At issue is the principal tool for financing affordable housing—the Low Income Housing Tax Credit. The LIHTC program helps people such as Becker and Barcan procure dollars from banks and private investors to complete the funding necessary to build affordable housing projects.
The LIHTC program began in 1986 to provide the private market with an incentive to invest in affordable rental housing. Federal housing tax credits are awarded to developers of qualified projects. Developers then sell these credits to investors to raise capital for their projects, which reduces the debt that the developer would otherwise have to borrow. Because the debt is lower, a tax credit property can offer lower, more affordable rents.
In turn, investors receive a dollar-for-dollar credit against their federal tax liability each year over a period of 10 years. The amount of the annual credit is based on the amount invested in the affordable housing.
A financial industry soon developed around the exchange of these tax credits.
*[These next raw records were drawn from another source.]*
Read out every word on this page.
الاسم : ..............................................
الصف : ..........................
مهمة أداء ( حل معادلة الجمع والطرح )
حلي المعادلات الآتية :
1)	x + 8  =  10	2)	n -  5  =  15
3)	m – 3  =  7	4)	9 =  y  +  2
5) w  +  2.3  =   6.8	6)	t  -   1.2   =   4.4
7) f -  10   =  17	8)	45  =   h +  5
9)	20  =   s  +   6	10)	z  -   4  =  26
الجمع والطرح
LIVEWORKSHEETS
Until recently the industry helped create 50,000 to 80,000 affordable units a year during the relative prosperity of the last 20 years in the U.S. What previously had been a responsibility of the federal government has become a privatized industry vulnerable to the vagaries of the market—both good and now bad.
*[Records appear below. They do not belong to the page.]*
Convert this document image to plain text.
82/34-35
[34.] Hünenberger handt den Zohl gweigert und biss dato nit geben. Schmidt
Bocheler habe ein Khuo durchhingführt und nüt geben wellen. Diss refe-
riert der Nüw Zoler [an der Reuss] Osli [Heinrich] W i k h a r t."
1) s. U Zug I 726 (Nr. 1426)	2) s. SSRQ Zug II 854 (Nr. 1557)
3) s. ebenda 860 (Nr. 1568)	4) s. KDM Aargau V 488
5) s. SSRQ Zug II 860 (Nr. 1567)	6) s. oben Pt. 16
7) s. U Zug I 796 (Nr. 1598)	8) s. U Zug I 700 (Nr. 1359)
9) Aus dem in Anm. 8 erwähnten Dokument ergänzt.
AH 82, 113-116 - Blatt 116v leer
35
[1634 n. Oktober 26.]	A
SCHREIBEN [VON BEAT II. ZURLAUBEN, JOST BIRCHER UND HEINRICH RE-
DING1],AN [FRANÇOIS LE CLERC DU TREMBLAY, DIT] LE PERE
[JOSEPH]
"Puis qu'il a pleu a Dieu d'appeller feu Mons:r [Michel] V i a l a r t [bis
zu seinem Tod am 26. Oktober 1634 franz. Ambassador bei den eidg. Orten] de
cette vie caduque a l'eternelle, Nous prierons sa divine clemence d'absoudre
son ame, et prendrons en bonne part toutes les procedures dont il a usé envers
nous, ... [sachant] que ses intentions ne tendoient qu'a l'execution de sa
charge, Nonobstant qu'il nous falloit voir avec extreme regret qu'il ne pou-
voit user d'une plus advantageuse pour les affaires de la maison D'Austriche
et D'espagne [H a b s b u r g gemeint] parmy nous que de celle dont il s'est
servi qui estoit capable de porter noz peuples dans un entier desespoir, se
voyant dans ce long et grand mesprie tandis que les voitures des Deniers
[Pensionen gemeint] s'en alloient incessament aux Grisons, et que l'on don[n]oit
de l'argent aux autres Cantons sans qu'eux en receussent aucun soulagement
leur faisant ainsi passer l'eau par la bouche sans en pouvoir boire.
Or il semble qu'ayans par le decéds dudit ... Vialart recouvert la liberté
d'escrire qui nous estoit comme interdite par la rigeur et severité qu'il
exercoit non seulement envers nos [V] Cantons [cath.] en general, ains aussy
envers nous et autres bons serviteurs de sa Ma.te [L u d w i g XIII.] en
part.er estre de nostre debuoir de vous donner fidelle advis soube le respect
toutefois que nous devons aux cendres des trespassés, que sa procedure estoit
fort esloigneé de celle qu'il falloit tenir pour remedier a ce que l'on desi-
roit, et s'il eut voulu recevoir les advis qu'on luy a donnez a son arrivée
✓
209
“The aggregate demand for the LIHTC has dropped significantly.” As a consequence, says Davis, “for the first time in the history of this program we’re seeing drops in pricing for the LIHTC.”
For some investors tax credits just aren’t desirable when they have less profit to protect, says Bob Van Meter, executive director of Local Initiatives Support Corporation in Boston. LISC lends money and gives grants to community development corporations and other developers of affordable housing using money acquired through LIHTC investments.
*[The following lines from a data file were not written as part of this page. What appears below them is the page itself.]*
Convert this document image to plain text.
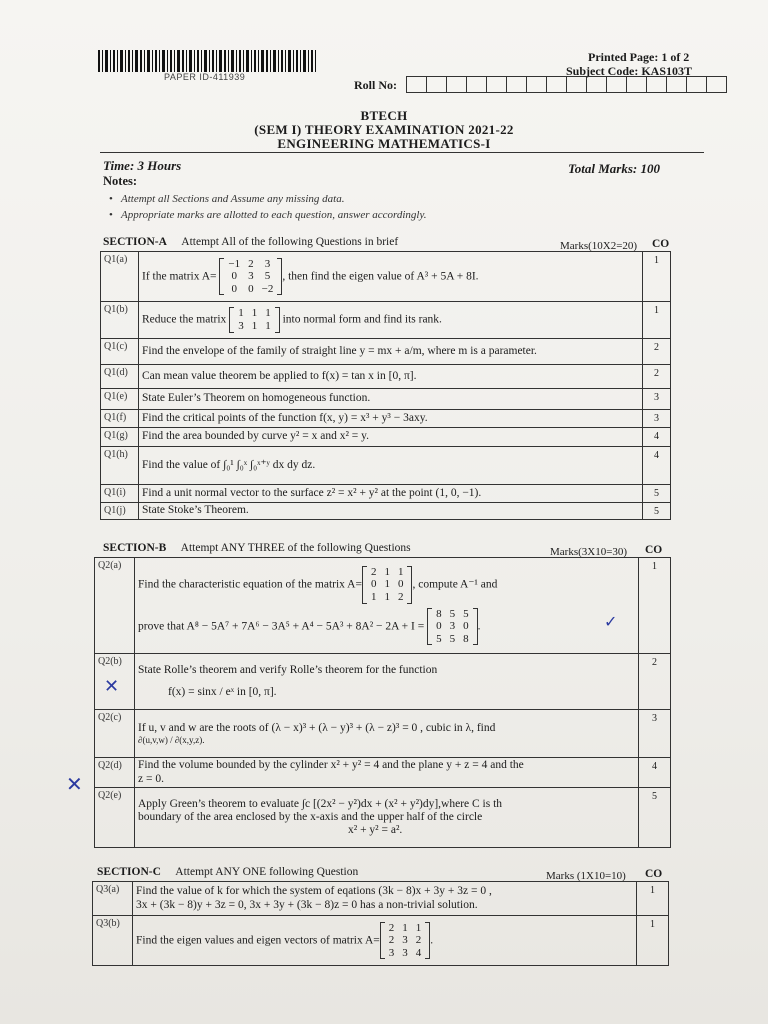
PAPER ID-411939
Printed Page: 1 of 2
Subject Code: KAS103T
Roll No:
BTECH
(SEM I) THEORY EXAMINATION 2021-22
ENGINEERING MATHEMATICS-I
Time: 3 Hours	Total Marks: 100
Notes:
• Attempt all Sections and Assume any missing data.
• Appropriate marks are allotted to each question, answer accordingly.
SECTION-A Attempt All of the following Questions in brief	Marks(10X2=20) CO
Q1(a)	If the matrix A=
−1	2	3
0	3	5
0	0	−2
, then find the eigen value of A³ + 5A + 8I.	1
Q1(b)	Reduce the matrix
1	1	1
3	1	1
into normal form and find its rank.	1
Q1(c)	Find the envelope of the family of straight line y = mx + a/m, where m is a parameter.	2
Q1(d)	Can mean value theorem be applied to f(x) = tan x in [0, π].	2
Q1(e)	State Euler’s Theorem on homogeneous function.	3
Q1(f)	Find the critical points of the function f(x, y) = x³ + y³ − 3axy.	3
Q1(g)	Find the area bounded by curve y² = x and x² = y.	4
Q1(h)	Find the value of ∫₀¹ ∫₀ˣ ∫₀ˣ⁺ʸ dx dy dz.	4
Q1(i)	Find a unit normal vector to the surface z² = x² + y² at the point (1, 0, −1).	5
Q1(j)	State Stoke’s Theorem.	5
SECTION-B Attempt ANY THREE of the following Questions	Marks(3X10=30) CO
Q2(a)	
Find the characteristic equation of the matrix A=
2	1	1
0	1	0
1	1	2
, compute A⁻¹ and
prove that A⁸ − 5A⁷ + 7A⁶ − 3A⁵ + A⁴ − 5A³ + 8A² − 2A + I =
8	5	5
0	3	0
5	5	8
.
	1
Q2(b)	
State Rolle’s theorem and verify Rolle’s theorem for the function
f(x) = sinx / eˣ in [0, π].
	2
Q2(c)	
If u, v and w are the roots of (λ − x)³ + (λ − y)³ + (λ − z)³ = 0 , cubic in λ, find
∂(u,v,w) / ∂(x,y,z).
	3
Q2(d)	Find the volume bounded by the cylinder x² + y² = 4 and the plane y + z = 4 and the
z = 0.
	4
Q2(e)	
Apply Green’s theorem to evaluate ∫c [(2x² − y²)dx + (x² + y²)dy],where C is th
boundary of the area enclosed by the x-axis and the upper half of the circle
x² + y² = a².
	5
SECTION-C Attempt ANY ONE following Question	Marks (1X10=10) CO
Q3(a)	Find the value of k for which the system of eqations (3k − 8)x + 3y + 3z = 0 ,
3x + (3k − 8)y + 3z = 0, 3x + 3y + (3k − 8)z = 0 has a non-trivial solution.
	1
Q3(b)	Find the eigen values and eigen vectors of matrix A=
2	1	1
2	3	2
3	3	4
.	1
✕
✕
✓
“When there are no profits for the tax credits to shelter, the program doesn’t work very well,” says Bluestone of Northeastern. “And we’re all non-profits now.”
Other investors simply do not have the cash for an industry desperately lacking investor capital. Fannie Mae and Freddie Mac, the failed mortgage giants bailed out by the government last September, accounted for 30 percent to 40 percent of the LIHTC market, says Van Meter. Other investors were Citicorp and JP Morgan Chase. “The tax credit market is just in collapse,” he said.
Provisions in President Obama’s stimulus bill intend to kick start affordable housing development by allowing states to sell back their unused credits from prior years for 85 cents on the dollar. According to a report by David Smith of the Affordable Housing Institute and Recap Advisors, this could amount to nearly $5 billion nationally to be pumped into affordable housing projects.
In the greater Boston area in 2008, a family of four would need an annual income no more than $85,000 to qualify to live in affordable housing.
The stark reality is that with fewer LIHTC dollars, fewer affordable housing units will be built. As the national unemployment rate nears 8 percent, up over three points from this time last year, the demand for affordable housing will only continue to grow. “The irony,” says Don Bianchi, senior policy advocate at the Massachusetts Community Development Corporation, “is that as all this is going on the need has only become greater.”
Back at the DHCD, a room full of people who traffic in the business of affordable housing were still scratching their heads as they tried to make sense of their crippled industry. Speaking to the crowd, Associate Director Racer urged the leaders in the industry to “take a step back and take a deep breath” as they prepare for the work ahead of them.
“It’s not a fire sale yet,” she said. The implication was clear though—the future of affordable housing is hanging in the balance.